As might be expected the choir was forced to close during the Second World War. Since the war, records are somewhat sketchy. The first conductor post war was Dr J Macdonald and who was succeeded in 1951 by Walter Ross, a schoolteacher and much loved conductor, for the next 20 years.
The Choir attended the Mods in Glasgow 1948, Inverness 1949, Dunoon 1950, Edinburgh 1951, Oban 1953 and of course there have been many since that date. In 1953 the Choir won the “Cuaich” for top marks in Gaelic. At this same Mod J.C.M. Campbell and his wife repeated their feat of 1928 by winning the duet competition, the winning of this prize twice was remarkable, but to do it after a gap of 24 years was downright astonishing. To top matters Walter Ross, the conductor, received the baton of John G. Sneddon (who had conducted the Oban Choir to success in 1905.)

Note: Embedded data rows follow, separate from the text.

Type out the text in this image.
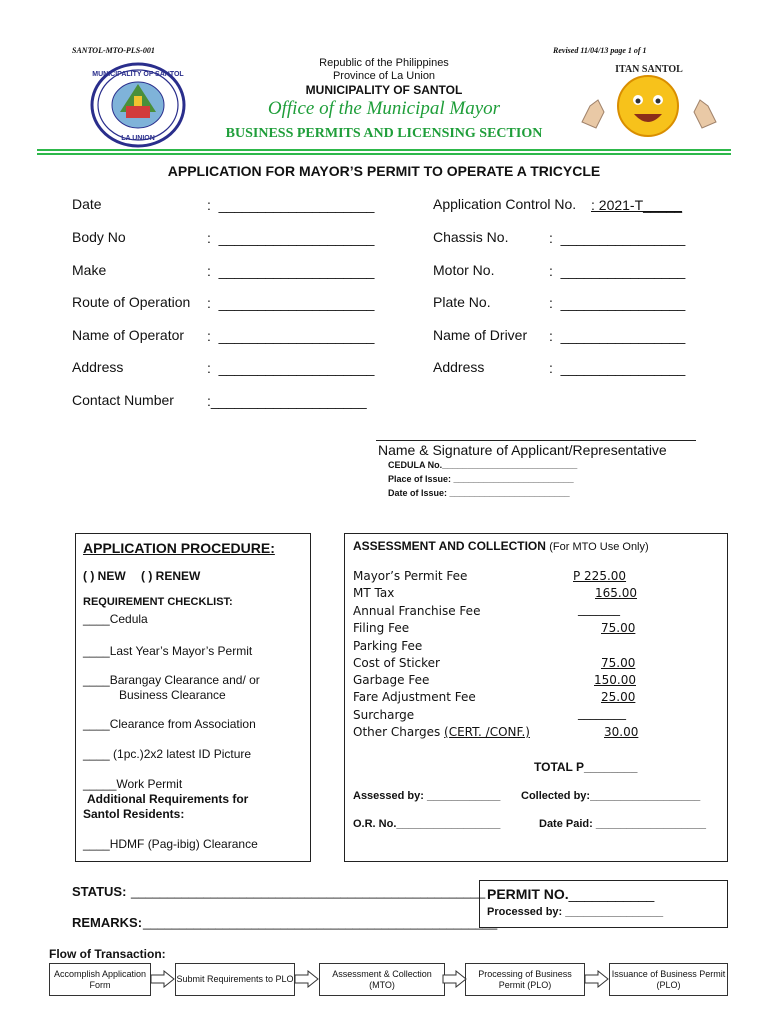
SANTOL-MTO-PLS-001	Revised 11/04/13 page 1 of 1
MUNICIPALITY OF SANTOL
LA UNION
Republic of the Philippines
Province of La Union
MUNICIPALITY OF SANTOL
Office of the Municipal Mayor
BUSINESS PERMITS AND LICENSING SECTION
ITAN SANTOL
APPLICATION FOR MAYOR’S PERMIT TO OPERATE A TRICYCLE
Date	:  ____________________
Body No	:  ____________________
Make	:  ____________________
Route of Operation :  ____________________
Name of Operator :  ____________________
Address	:  ____________________
Contact Number :____________________
Application Control No. : 2021-T_____
Chassis No.	:  ________________
Motor No.	:  ________________
Plate No.	:  ________________
Name of Driver :  ________________
Address	:  ________________
Name & Signature of Applicant/Representative
CEDULA No.___________________________
Place of Issue: ________________________
Date of Issue: ________________________
APPLICATION PROCEDURE:
( ) NEW ( ) RENEW
REQUIREMENT CHECKLIST:
____Cedula
____Last Year’s Mayor’s Permit
____Barangay Clearance and/ or
Business Clearance
____Clearance from Association
____ (1pc.)2x2 latest ID Picture
_____Work Permit
Additional Requirements for
Santol Residents:
____HDMF (Pag-ibig) Clearance
ASSESSMENT AND COLLECTION (For MTO Use Only)
Mayor’s Permit Fee	P 225.00
MT Tax	165.00
Annual Franchise Fee	_______
Filing Fee	75.00
Parking Fee
Cost of Sticker	75.00
Garbage Fee	150.00
Fare Adjustment Fee	25.00
Surcharge	________
Other Charges (CERT. /CONF.)	30.00
TOTAL P________
Assessed by: ____________ Collected by:__________________
O.R. No._________________	Date Paid: __________________
STATUS: _________________________________________________
REMARKS: _________________________________________________
PERMIT NO.___________
Processed by: ________________
Flow of Transaction:
Accomplish Application Form
Submit Requirements to PLO
Assessment & Collection (MTO)
Processing of Business Permit (PLO)
Issuance of Business Permit (PLO)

During the 1950’s the Choir visited Brittany where they sang in the folk festival. They also sang on the film soundtracks of “Whisky Galore”, “Silver Darlings”, “Dark Island”, “Rockets Galore” and “The Isle of Skye”. Sir Compton Mackenzie, the author, became a Choir member although I suspect it was a non-singing role.
A young lady who achieved much success with the Choir and who appeared in concerts in America, was Kathy Kennedy, whose parents had both been Choir members.
The Gaelic Society of London in 1960 formed a Junior Choir, which appeared at the London Mods, in concerts, and made radio broadcasts. A number of its members were to graduate to the Senior Choir. The most notable of these was Alexandra Thompson, who from 1967 onwards won almost every prize going (with the exception of the Traditional). In 1972 at Inverness she created history by being the first person born outside of Scotland to win the Gold Medal.